Using the server.go from that skeleton project, you can see an improved version at this gist:
In order to use github.com/justinas/nosurf, in your system\middleware.go
, add the function from this gist:
Database access: gorp
Go has basic database access built-in via database/sql and there are libraries to work easily with popular databases such as:
- Postgres: github.com/lib/pq
- MySQL: github.com/go-sql-driver/mysql
- SQLite: github.com/mattn/go-sqlite3
However, you'll likely want to add another layer of functionality on top. I use gorp, which is not quite what you'd see in a full ORM. To show the different libraries, let's assume we have a users
table and a simple variable user
defined as:
type User struct {
ID int64
FirstName string
LastName string
Email string
}
var user User
Now I'll show how you'd do the same query in different libraries so you can choose which one's syntax you like:
database/sql
db.QueryRow("SELECT * FROM users WHERE id = ?", 1).Scan(
&user.ID,
&user.FirstName,
&user.LastName,
&user.Email)
gorp
db.SelectOne(&user, "SELECT * FROM users WHERE id = ?", 1)

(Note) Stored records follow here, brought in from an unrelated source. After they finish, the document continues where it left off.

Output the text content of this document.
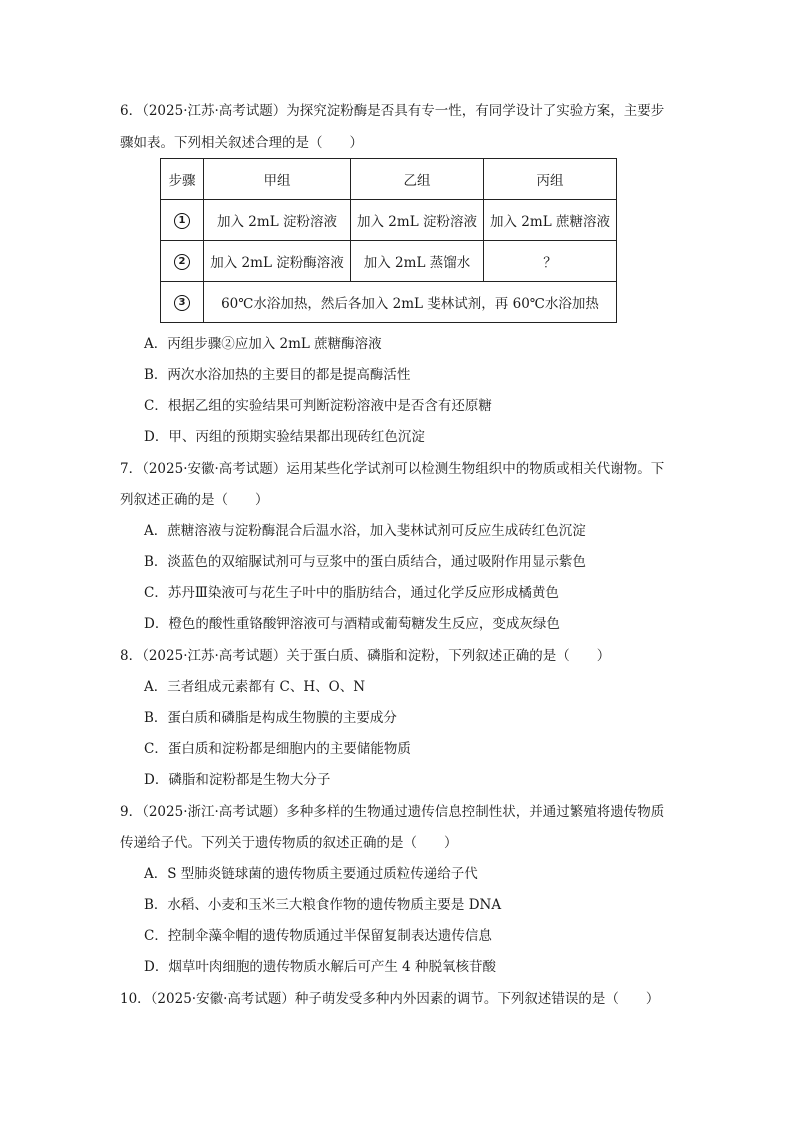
6．（2025·江苏·高考试题）为探究淀粉酶是否具有专一性，有同学设计了实验方案，主要步
骤如表。下列相关叙述合理的是（　　）
步骤	甲组	乙组	丙组
1	加入 2mL 淀粉溶液	加入 2mL 淀粉溶液	加入 2mL 蔗糖溶液
2	加入 2mL 淀粉酶溶液	加入 2mL 蒸馏水	？
3	60℃水浴加热，然后各加入 2mL 斐林试剂，再 60℃水浴加热		
A．丙组步骤②应加入 2mL 蔗糖酶溶液
B．两次水浴加热的主要目的都是提高酶活性
C．根据乙组的实验结果可判断淀粉溶液中是否含有还原糖
D．甲、丙组的预期实验结果都出现砖红色沉淀
7．（2025·安徽·高考试题）运用某些化学试剂可以检测生物组织中的物质或相关代谢物。下
列叙述正确的是（　　）
A．蔗糖溶液与淀粉酶混合后温水浴，加入斐林试剂可反应生成砖红色沉淀
B．淡蓝色的双缩脲试剂可与豆浆中的蛋白质结合，通过吸附作用显示紫色
C．苏丹Ⅲ染液可与花生子叶中的脂肪结合，通过化学反应形成橘黄色
D．橙色的酸性重铬酸钾溶液可与酒精或葡萄糖发生反应，变成灰绿色
8．（2025·江苏·高考试题）关于蛋白质、磷脂和淀粉，下列叙述正确的是（　　）
A．三者组成元素都有 C、H、O、N
B．蛋白质和磷脂是构成生物膜的主要成分
C．蛋白质和淀粉都是细胞内的主要储能物质
D．磷脂和淀粉都是生物大分子
9．（2025·浙江·高考试题）多种多样的生物通过遗传信息控制性状，并通过繁殖将遗传物质
传递给子代。下列关于遗传物质的叙述正确的是（　　）
A．S 型肺炎链球菌的遗传物质主要通过质粒传递给子代
B．水稻、小麦和玉米三大粮食作物的遗传物质主要是 DNA
C．控制伞藻伞帽的遗传物质通过半保留复制表达遗传信息
D．烟草叶肉细胞的遗传物质水解后可产生 4 种脱氧核苷酸
10．（2025·安徽·高考试题）种子萌发受多种内外因素的调节。下列叙述错误的是（　　）
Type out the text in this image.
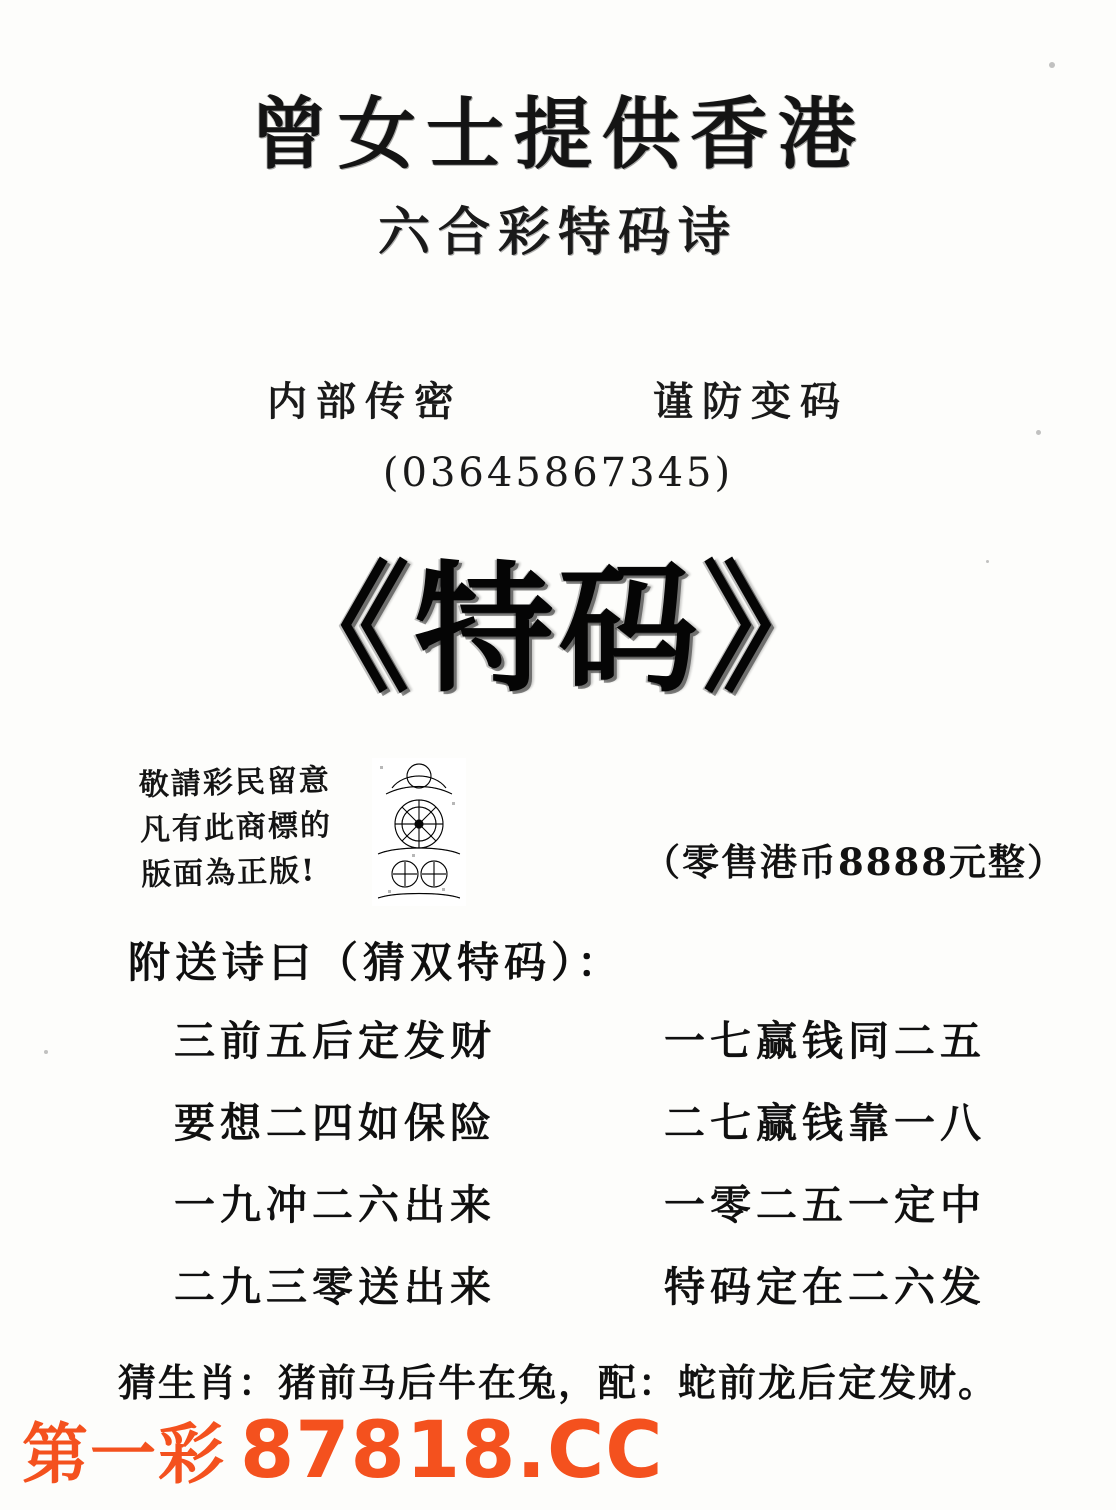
曾女士提供香港
六合彩特码诗
内部传密	谨防变码
(03645867345)
《特码》
敬請彩民留意
凡有此商標的
版面為正版!	（零售港币8888元整）
附送诗曰（猜双特码）：
三前五后定发财	一七赢钱同二五
要想二四如保险	二七赢钱靠一八
一九冲二六出来	一零二五一定中
二九三零送出来	特码定在二六发
猜生肖：猪前马后牛在兔，配：蛇前龙后定发财。
第一彩 87818.CC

gorp still makes you write SQL, but save's you a bunch of typing. I don't like abstracting myself away too much from the SQL like you do with the ORM's below.
beedb
db.Where("id=?", 1).Find(&user)
beedb has been deprecated in favor of beego.orm
beego.orm
user = db.QueryTable("users").Filter("id", 1)
beego.orm is used by the beego web framework.
hood
db.Where("id", "=", "1").Limit(1).Find(&user)
upper.io
db.Find(db.Cond{"id": 1}).One(&user)
squirrel
If you did want to build more complex queries with gorp, you could use squirrel to generate your SQL.
sql, args, _ := sq.Select("*").From("users").Where(sq.Eq{"id", 1}).ToSQL()
db.SelectOne(&user, sql, args)
Conclusion
Hopefully this helps those of you new to Go!